Dans la douceur et la poésie des derniers mots prononcés par Mathilde, les deux artistes amorcent des mouvements subtils, des gestes qui portent le début de l’action, elles s’élèvent sur la spirale à la force de leurs bras. Souffle, respiration et tremblements à peine perceptibles les propulsent au sommet de la spirale. La musique des mots laisse place à la musique enregistrée, composée spécialement par Marielle Chatain pour rythmer la performance de Midi/Minuit et les mouvements des deux corps en équilibre tout au long de la performance.
Les deux artistes se balancent au rythme de deux aiguilles d’un cadran à la force de bras.
Les enfants happés par l’instant se laissent porter et débutent un voyage qui durera 30 minutes. Une demi-heure d’équilibre, de balancement et de suspension où force et légèreté se côtoient habilement pour ne laisser place qu’à la poésie. Deux corps qui se regardent, qui s’entraident parfois. Une danse comme un cycle, qui se termine sur une action, qui laissera place à la suivante, mais pas la même, une différente.
Exaltés par ce spectacle, les questions des enfants fusent : "Comment vous faites ça ? Vous êtes trop fortes ! Moi je ne pourrai jamais faire ça ! C’est quoi le blanc sur vos mains ?" Les deux artistes ont à peine le temps de reprendre leur souffle, qu’elles répondent déjà à toutes leurs questions.

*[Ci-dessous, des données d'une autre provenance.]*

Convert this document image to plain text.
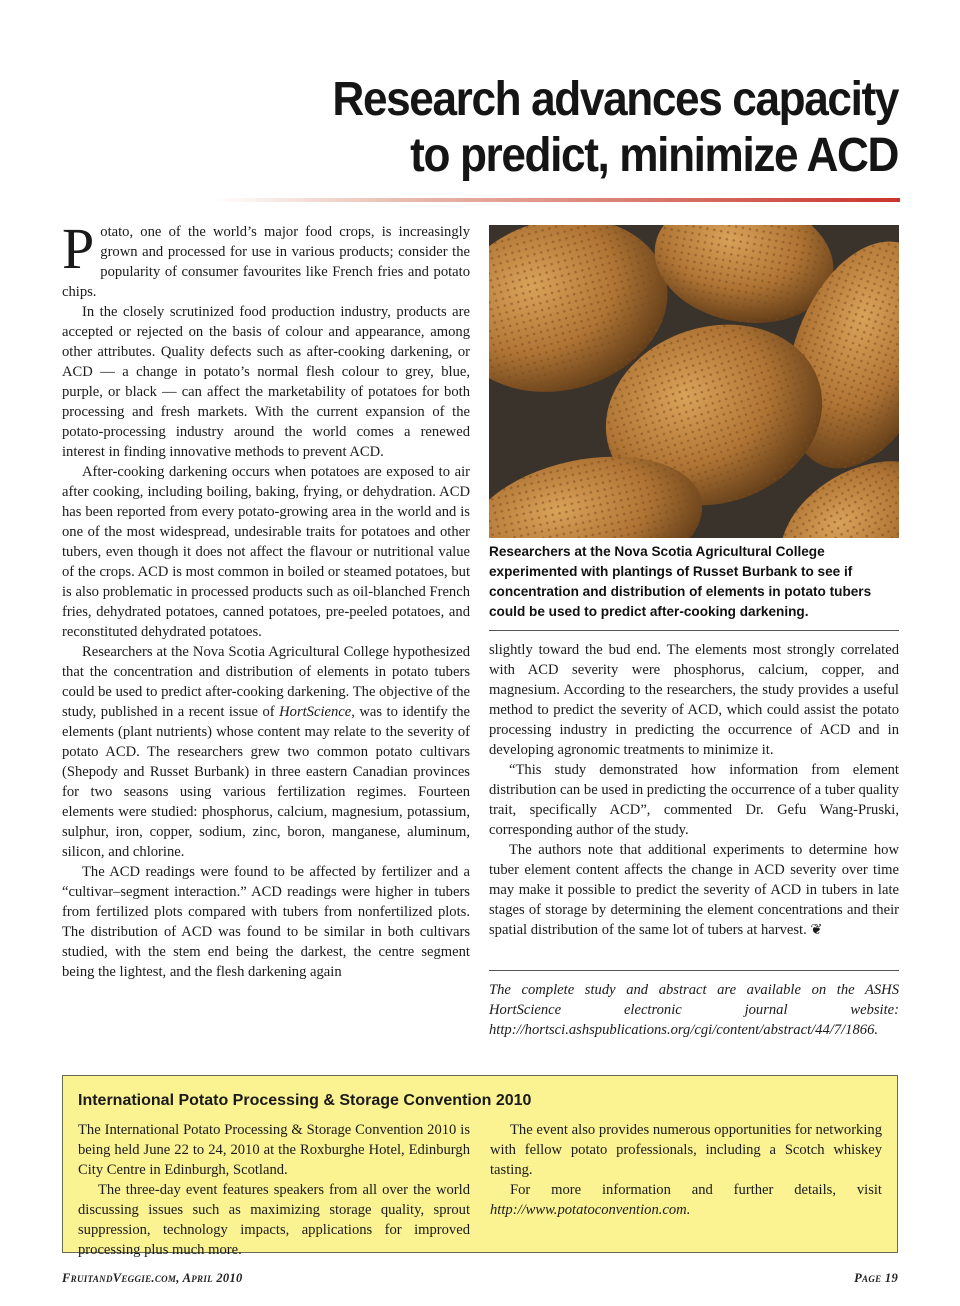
Research advances capacity
to predict, minimize ACD

Potato, one of the world’s major food crops, is increasingly grown and processed for use in various products; consider the popularity of consumer favourites like French fries and potato chips.

In the closely scrutinized food production industry, products are accepted or rejected on the basis of colour and appearance, among other attributes. Quality defects such as after-cooking darkening, or ACD — a change in potato’s normal flesh colour to grey, blue, purple, or black — can affect the marketability of potatoes for both processing and fresh markets. With the current expansion of the potato-processing industry around the world comes a renewed interest in finding innovative methods to prevent ACD.

After-cooking darkening occurs when potatoes are exposed to air after cooking, including boiling, baking, frying, or dehydration. ACD has been reported from every potato-growing area in the world and is one of the most widespread, undesirable traits for potatoes and other tubers, even though it does not affect the flavour or nutritional value of the crops. ACD is most common in boiled or steamed potatoes, but is also problematic in processed products such as oil-blanched French fries, dehydrated potatoes, canned potatoes, pre-peeled potatoes, and reconstituted dehydrated potatoes.

Researchers at the Nova Scotia Agricultural College hypothesized that the concentration and distribution of elements in potato tubers could be used to predict after-cooking darkening. The objective of the study, published in a recent issue of HortScience, was to identify the elements (plant nutrients) whose content may relate to the severity of potato ACD. The researchers grew two common potato cultivars (Shepody and Russet Burbank) in three eastern Canadian provinces for two seasons using various fertilization regimes. Fourteen elements were studied: phosphorus, calcium, magnesium, potassium, sulphur, iron, copper, sodium, zinc, boron, manganese, aluminum, silicon, and chlorine.

The ACD readings were found to be affected by fertilizer and a “cultivar–segment interaction.” ACD readings were higher in tubers from fertilized plots compared with tubers from nonfertilized plots. The distribution of ACD was found to be similar in both cultivars studied, with the stem end being the darkest, the centre segment being the lightest, and the flesh darkening again

Researchers at the Nova Scotia Agricultural College experimented with plantings of Russet Burbank to see if concentration and distribution of elements in potato tubers could be used to predict after-cooking darkening.

slightly toward the bud end. The elements most strongly correlated with ACD severity were phosphorus, calcium, copper, and magnesium. According to the researchers, the study provides a useful method to predict the severity of ACD, which could assist the potato processing industry in predicting the occurrence of ACD and in developing agronomic treatments to minimize it.

“This study demonstrated how information from element distribution can be used in predicting the occurrence of a tuber quality trait, specifically ACD”, commented Dr. Gefu Wang-Pruski, corresponding author of the study.

The authors note that additional experiments to determine how tuber element content affects the change in ACD severity over time may make it possible to predict the severity of ACD in tubers in late stages of storage by determining the element concentrations and their spatial distribution of the same lot of tubers at harvest. ❦

The complete study and abstract are available on the ASHS HortScience electronic journal website: http://hortsci.ashspublications.org/cgi/content/abstract/44/7/1866.

International Potato Processing & Storage Convention 2010

The International Potato Processing & Storage Convention 2010 is being held June 22 to 24, 2010 at the Roxburghe Hotel, Edinburgh City Centre in Edinburgh, Scotland.

The three-day event features speakers from all over the world discussing issues such as maximizing storage quality, sprout suppression, technology impacts, applications for improved processing plus much more.

The event also provides numerous opportunities for networking with fellow potato professionals, including a Scotch whiskey tasting.

For more information and further details, visit http://www.potatoconvention.com.

FruitandVeggie.com, April 2010	Page 19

L’occasion pour les petits d’en apprendre plus sur le parcours des deux artistes et de comprendre qu’avec un peu de magnésie et surtout beaucoup de travail, on peut danser dans les airs.
Cette expérience de deux heures n’a laissé ni les artistes, ni les jeunes participants indifférents. D’autant plus que plusieurs d’entre eux se sont rendus aux Ateliers des Capucins le samedi 2 mars avec leur famille pour admirer les artistes dans le spectacle La Spire, programmé dans le cadre du festival DañsFabrik.